I am the lead data scientist for the Mapping Nearby Galaxies at APO (MaNGA) program in the fourth-generation Sloan Digital Sky Survey. MaNGA is observing a large sample of > 10,000 galaxies with optical integral field spectroscopy to learn about the spatially resolved properties of galaxies in the modern-day universe.
At STScI I lead the team working on the Medium Resolution IFU Spectrometer (MRS) on JWST's Mid-Infrared Instrument (MIRI). MRS will enable resolved spectroscopy of the dusty and distant universe.
STScI is a full member institution of the fifth-generation SDSS-V collaboration, which will (among other things) reveal the origins of gas-phase turbulence by obtaining integral-field spectroscopy over 2,500 square degrees of the Milky Way. As the lead scientist for STScI I also represent the Institute on the SDSS Collaboration Council.
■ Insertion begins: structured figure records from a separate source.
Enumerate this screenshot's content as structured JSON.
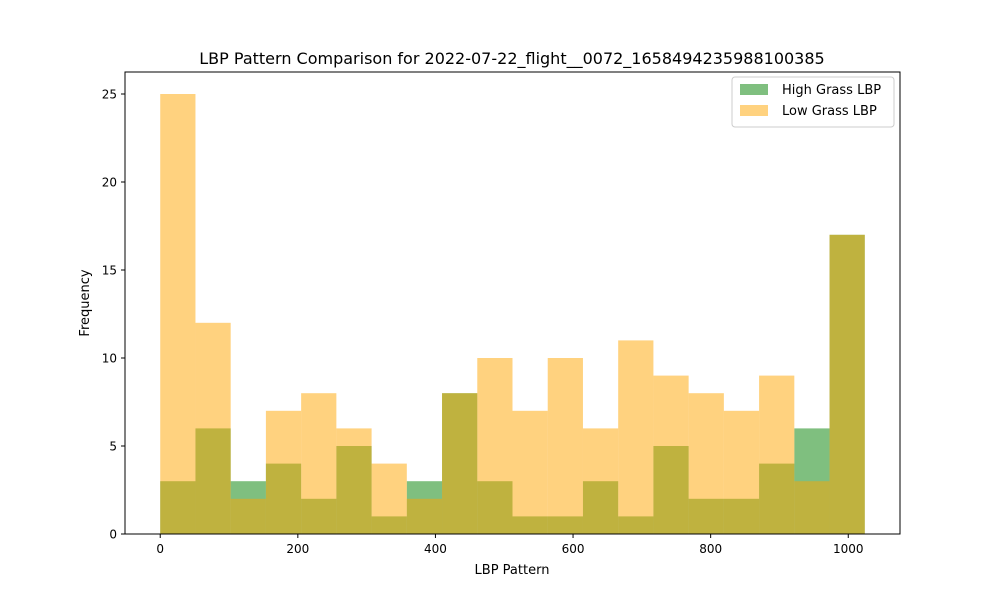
{
  "chart_data": {
    "type": "bar",
    "title": "LBP Pattern Comparison for 2022-07-22_flight__0072_1658494235988100385",
    "xlabel": "LBP Pattern",
    "ylabel": "Frequency",
    "xlim": [
      -51.2,
      1075.2
    ],
    "ylim": [
      0,
      26.25
    ],
    "xticks": [
      0,
      200,
      400,
      600,
      800,
      1000
    ],
    "yticks": [
      0,
      5,
      10,
      15,
      20,
      25
    ],
    "bin_edges": [
      0,
      51.2,
      102.4,
      153.6,
      204.8,
      256,
      307.2,
      358.4,
      409.6,
      460.8,
      512,
      563.2,
      614.4,
      665.6,
      716.8,
      768,
      819.2,
      870.4,
      921.6,
      972.8,
      1024
    ],
    "legend_position": "top-right",
    "grid": false,
    "series": [
      {
        "name": "High Grass LBP",
        "color": "#008000",
        "opacity": 0.5,
        "values": [
          3,
          6,
          3,
          4,
          2,
          5,
          1,
          3,
          8,
          3,
          1,
          1,
          3,
          1,
          5,
          2,
          2,
          4,
          6,
          17
        ]
      },
      {
        "name": "Low Grass LBP",
        "color": "#ffa500",
        "opacity": 0.5,
        "values": [
          25,
          12,
          2,
          7,
          8,
          6,
          4,
          2,
          8,
          10,
          7,
          10,
          6,
          11,
          9,
          8,
          7,
          9,
          3,
          17
        ]
      }
    ]
  }
}
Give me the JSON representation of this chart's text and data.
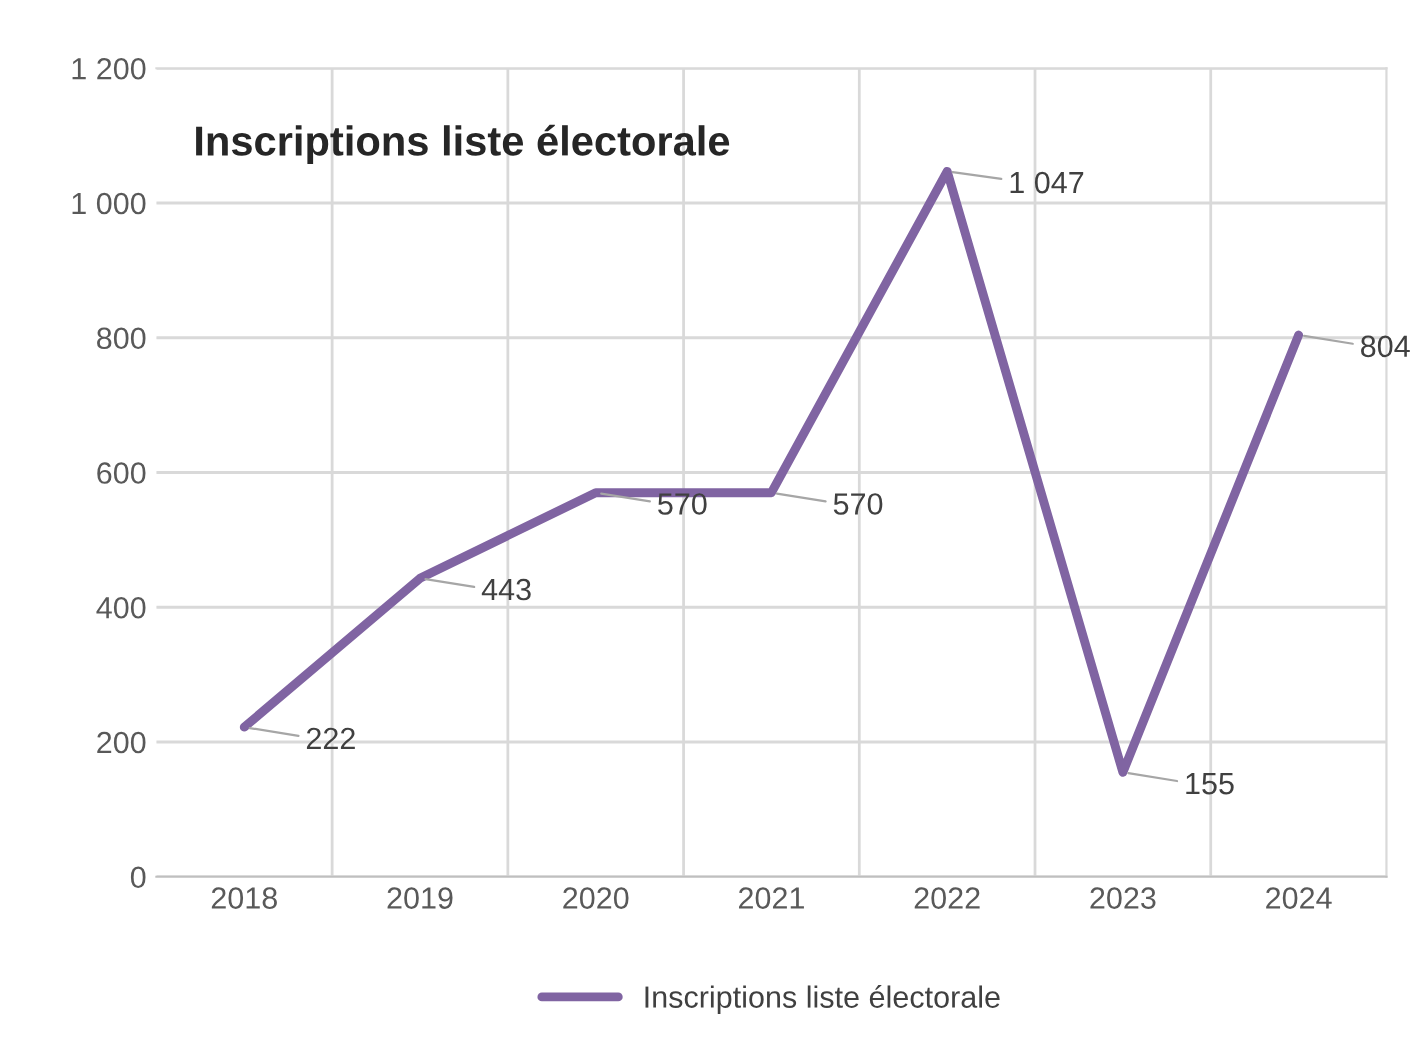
{
  "chart_data": {
    "type": "line",
    "title": "Inscriptions liste électorale",
    "categories": [
      "2018",
      "2019",
      "2020",
      "2021",
      "2022",
      "2023",
      "2024"
    ],
    "series": [
      {
        "name": "Inscriptions liste électorale",
        "color": "#8064a2",
        "values": [
          222,
          443,
          570,
          570,
          1047,
          155,
          804
        ],
        "value_labels": [
          "222",
          "443",
          "570",
          "570",
          "1 047",
          "155",
          "804"
        ]
      }
    ],
    "ylim": [
      0,
      1200
    ],
    "yticks": [
      0,
      200,
      400,
      600,
      800,
      {
        "value": 1000,
        "label": "1 000"
      },
      {
        "value": 1200,
        "label": "1 200"
      }
    ],
    "grid": true,
    "legend": "bottom",
    "marker": "none",
    "line_style": "solid"
  }
}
Using the statistical power of MaNGA, we recently analyzed the ionized gas velocity dispersion in ~7000 nearby galaxies with integral-field spectroscopy. The results show the incredibly strong correlation between gas dynamics and ionization mechanism, with star-forming gas in a dynamically thin layer with velocity dispersion around 25 km/s.
Spectrographs are limited in the science that they can do by their resolving power- the narrowest spectral features that they can discern. By characterising the MaNGA instrumental profile to sub-percent accuracy, we can open up new scientific avenues in studying cold disks that were previously the domain of higher resolution spectrographs.
We recently combined the power of multiple integral-field units spectrographs (OSIRIS and KCWI) with the ground-breaking MOSFIRE multislit spectrograph to learn more about the ionizing radiation emitted by active galactic nuclei when the Universe was just 3 Gyr old.
In a project led by former Harvard graduate student Meng Gu (now a Russell Fellow at Princeton), we pushed the MaNGA IFUs to the limit by obtaining absorption-line spectra of the intracluster light in the Coma cluster.
Advanced numerical methods are critical to making the most of astrophysical observations; NYU graduate student Dou Liu led an effort in which we explored a novel new algorithm for constructing three-dimensional data cubes from integral-field spectroscopy whilst minimizing undesirable spatial covariance.
The Gaia data has opened the floodgates on studies of Galactic stellar structures. Among other things it allowed UVA graduate student Chris Hayes to lead a project in which we measured the rotation speed of the Milky Way from how fast we see the Sgr stellar tidal stream passing by, realizing a long-held prediction that Steve Majewski and I made in 2006!
Steve Majewski, Kathryn Johnston, and I developed our first numerical model of the gravitational interaction of the Sagittarius dward spheroidal galaxy with the Milky Way in 2005; our 2010 update is still one of the most comprehensive models of the tidal debris stream to date. See our web resource for details of the numerical models.
In the last 10-15 years we have learned that galaxies in the young universe were much dynamically 'hotter' than their modern-day counterparts, but galaxy BX442 is the first clear time that a z=2 galaxy has nonetheless been able to form grand design spiral structure!